Conforme apontado pelo Procon-SP, a diretriz se faz necessário já que, de maneira geral, todos os setores da economia nacional foram afetados.

A decisão da instituição foi tomada em acordo com o artigo 6.º do Código de Defesa do Consumidor, que permite a modificação de cláusulas contratuais a partir de prestações desproporcionais ou que necessitam de revisão por fatos posteriores à assinatura.
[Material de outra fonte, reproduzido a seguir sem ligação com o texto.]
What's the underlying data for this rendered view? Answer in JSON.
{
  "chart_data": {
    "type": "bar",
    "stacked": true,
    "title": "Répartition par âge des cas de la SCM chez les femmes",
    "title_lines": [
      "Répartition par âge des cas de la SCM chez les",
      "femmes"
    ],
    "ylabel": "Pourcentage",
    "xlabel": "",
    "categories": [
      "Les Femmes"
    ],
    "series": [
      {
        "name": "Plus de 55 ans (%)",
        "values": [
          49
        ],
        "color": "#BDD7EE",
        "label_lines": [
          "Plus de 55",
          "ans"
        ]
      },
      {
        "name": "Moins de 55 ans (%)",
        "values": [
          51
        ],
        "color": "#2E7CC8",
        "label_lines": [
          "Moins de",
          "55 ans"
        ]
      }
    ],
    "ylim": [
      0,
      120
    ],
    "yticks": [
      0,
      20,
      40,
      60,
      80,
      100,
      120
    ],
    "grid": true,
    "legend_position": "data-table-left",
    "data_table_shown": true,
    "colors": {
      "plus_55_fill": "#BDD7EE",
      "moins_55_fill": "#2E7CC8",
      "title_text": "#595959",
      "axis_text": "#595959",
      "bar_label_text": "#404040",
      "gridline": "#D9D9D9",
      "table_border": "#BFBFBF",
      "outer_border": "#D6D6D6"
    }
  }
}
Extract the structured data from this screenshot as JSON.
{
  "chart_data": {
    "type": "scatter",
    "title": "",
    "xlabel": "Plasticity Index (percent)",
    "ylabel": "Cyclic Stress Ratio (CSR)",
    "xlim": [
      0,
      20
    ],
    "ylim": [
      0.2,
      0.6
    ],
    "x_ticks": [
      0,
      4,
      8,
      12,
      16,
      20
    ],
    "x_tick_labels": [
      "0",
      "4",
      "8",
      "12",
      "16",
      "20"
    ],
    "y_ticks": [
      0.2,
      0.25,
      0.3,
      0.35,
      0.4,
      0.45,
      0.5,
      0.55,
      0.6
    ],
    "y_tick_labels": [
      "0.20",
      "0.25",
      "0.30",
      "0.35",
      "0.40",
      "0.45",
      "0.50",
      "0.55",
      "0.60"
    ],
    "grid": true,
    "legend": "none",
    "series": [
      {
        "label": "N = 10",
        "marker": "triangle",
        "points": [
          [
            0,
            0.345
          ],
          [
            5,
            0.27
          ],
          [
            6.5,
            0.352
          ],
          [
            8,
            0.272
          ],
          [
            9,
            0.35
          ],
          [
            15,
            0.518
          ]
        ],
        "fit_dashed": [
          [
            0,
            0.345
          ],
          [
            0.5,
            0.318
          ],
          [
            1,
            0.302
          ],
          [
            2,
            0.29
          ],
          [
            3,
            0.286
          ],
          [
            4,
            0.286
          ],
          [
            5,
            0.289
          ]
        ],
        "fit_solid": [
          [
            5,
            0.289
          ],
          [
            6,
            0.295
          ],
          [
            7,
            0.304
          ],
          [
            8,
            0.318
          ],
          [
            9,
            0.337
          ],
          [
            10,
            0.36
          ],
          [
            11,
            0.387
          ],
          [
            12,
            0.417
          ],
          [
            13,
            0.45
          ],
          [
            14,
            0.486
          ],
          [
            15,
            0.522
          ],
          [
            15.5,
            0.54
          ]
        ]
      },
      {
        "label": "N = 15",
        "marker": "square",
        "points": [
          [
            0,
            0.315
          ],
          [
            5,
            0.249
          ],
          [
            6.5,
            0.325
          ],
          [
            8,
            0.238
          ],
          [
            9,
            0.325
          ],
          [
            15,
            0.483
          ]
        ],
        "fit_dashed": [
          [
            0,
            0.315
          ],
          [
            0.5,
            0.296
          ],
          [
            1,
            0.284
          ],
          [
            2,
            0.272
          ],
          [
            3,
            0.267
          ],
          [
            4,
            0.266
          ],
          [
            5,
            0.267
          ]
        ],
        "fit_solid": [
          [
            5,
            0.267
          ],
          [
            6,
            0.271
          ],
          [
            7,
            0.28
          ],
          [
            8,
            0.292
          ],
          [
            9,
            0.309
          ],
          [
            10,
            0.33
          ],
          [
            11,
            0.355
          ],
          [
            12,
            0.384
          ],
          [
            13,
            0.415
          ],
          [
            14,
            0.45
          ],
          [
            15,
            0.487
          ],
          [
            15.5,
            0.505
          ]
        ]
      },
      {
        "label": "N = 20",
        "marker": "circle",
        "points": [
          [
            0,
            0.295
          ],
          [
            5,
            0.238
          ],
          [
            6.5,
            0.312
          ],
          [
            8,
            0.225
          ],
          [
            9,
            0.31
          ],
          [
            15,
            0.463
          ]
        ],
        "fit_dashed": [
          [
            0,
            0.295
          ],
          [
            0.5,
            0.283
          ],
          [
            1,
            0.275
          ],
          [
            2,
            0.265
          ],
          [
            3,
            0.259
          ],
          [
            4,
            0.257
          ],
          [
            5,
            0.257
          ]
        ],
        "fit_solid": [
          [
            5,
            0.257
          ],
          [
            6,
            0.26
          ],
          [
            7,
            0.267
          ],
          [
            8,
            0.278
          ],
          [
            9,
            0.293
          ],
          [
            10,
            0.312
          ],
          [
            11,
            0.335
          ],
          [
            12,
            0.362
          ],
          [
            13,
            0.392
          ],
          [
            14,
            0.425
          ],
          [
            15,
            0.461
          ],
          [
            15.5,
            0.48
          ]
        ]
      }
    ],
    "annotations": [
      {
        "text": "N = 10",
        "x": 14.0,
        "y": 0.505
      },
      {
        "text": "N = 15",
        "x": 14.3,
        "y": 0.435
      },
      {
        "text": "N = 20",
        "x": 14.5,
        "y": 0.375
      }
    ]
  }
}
Em março, o Procon de São Paulo havia publicado recomendações para este momento de pandemia. De acordo com o texto, escolas regulares e faculdades seguem regras do Ministério da Educação e estão obrigadas a ministrar todo o conteúdo pedagógico definido legalmente.

Sendo assim, o conteúdo e as aulas devem ser repostos ou ministrados por outro meio sem a perda da qualidade de conteúdo.

Portanto, mesmo que haja a redução nos valores, escolas devem continuar oferecendo ensino normalmente, sem qualquer ônus.

Parecer do Sindicato dos Estabelecimentos de Ensino

Segundo o presidente do Sindicato dos Estabelecimentos de Ensino no Estado de São Paulo, Benjamin Ribeiro da Silva, as diretrizes não contemplam as condições financeiras das escolas. Sendo assim, é possível que haja judicialização da questão.

Para Silva, não é possível garantir desconto, pois cerca de 40% do valor pago às escolas é destinado para o pagamento de impostos.

Além disso, segundo ele, as escolas gastaram com o processo de reestruturação para oferta de ensino a distância durante a pandemia.